BYTE in January 1987 preferred the Laser 128's keyboard, including the keypad and cursor keys' locations, to that of the Apple IIc and approved of the documentation's quality. Despite describing the software incompatibility issues as "disappointing" the magazine concluded that its "technical issues are relatively minor", and that its low price made the computer "perfect for someone looking for a second computer or an inexpensive first computer that runs the largest pool of software available today."
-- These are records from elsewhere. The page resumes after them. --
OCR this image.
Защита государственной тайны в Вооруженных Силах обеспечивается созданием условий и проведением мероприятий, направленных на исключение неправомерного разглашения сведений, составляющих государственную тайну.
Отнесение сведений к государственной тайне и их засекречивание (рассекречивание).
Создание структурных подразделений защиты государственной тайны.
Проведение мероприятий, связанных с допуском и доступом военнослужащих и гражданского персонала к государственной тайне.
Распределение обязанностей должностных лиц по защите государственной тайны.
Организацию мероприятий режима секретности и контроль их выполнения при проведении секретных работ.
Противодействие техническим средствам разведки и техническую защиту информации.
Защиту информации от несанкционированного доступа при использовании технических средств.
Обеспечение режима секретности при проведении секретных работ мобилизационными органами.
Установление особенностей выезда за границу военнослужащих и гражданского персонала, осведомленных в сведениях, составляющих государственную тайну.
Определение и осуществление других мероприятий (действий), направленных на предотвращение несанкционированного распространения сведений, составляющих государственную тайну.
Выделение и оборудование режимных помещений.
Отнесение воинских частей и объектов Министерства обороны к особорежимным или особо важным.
inCider in November 1988 stated that the Laser 128EX/2 "has everything you can possibly put into an 8-bit Apple II ... in terms of standard equipment, it's more than a match for the IIc Plus." The Apple product was faster (4 MHz vs 3.6 MHz), and the difference in price between the two computers was much smaller than the IIc's + premium over the Laser 128, but the 128EX/2's memory was more easily expandable, important to AppleWorks users. The magazine concluded that while the "128EX/2 is a slick machine, the most fully loaded II compatible you can buy", the 5 1/4-inch version of the EX/2—or the older EX for those who did not need a 3 1/2-inch drive—"may be bargain hunters' best bet."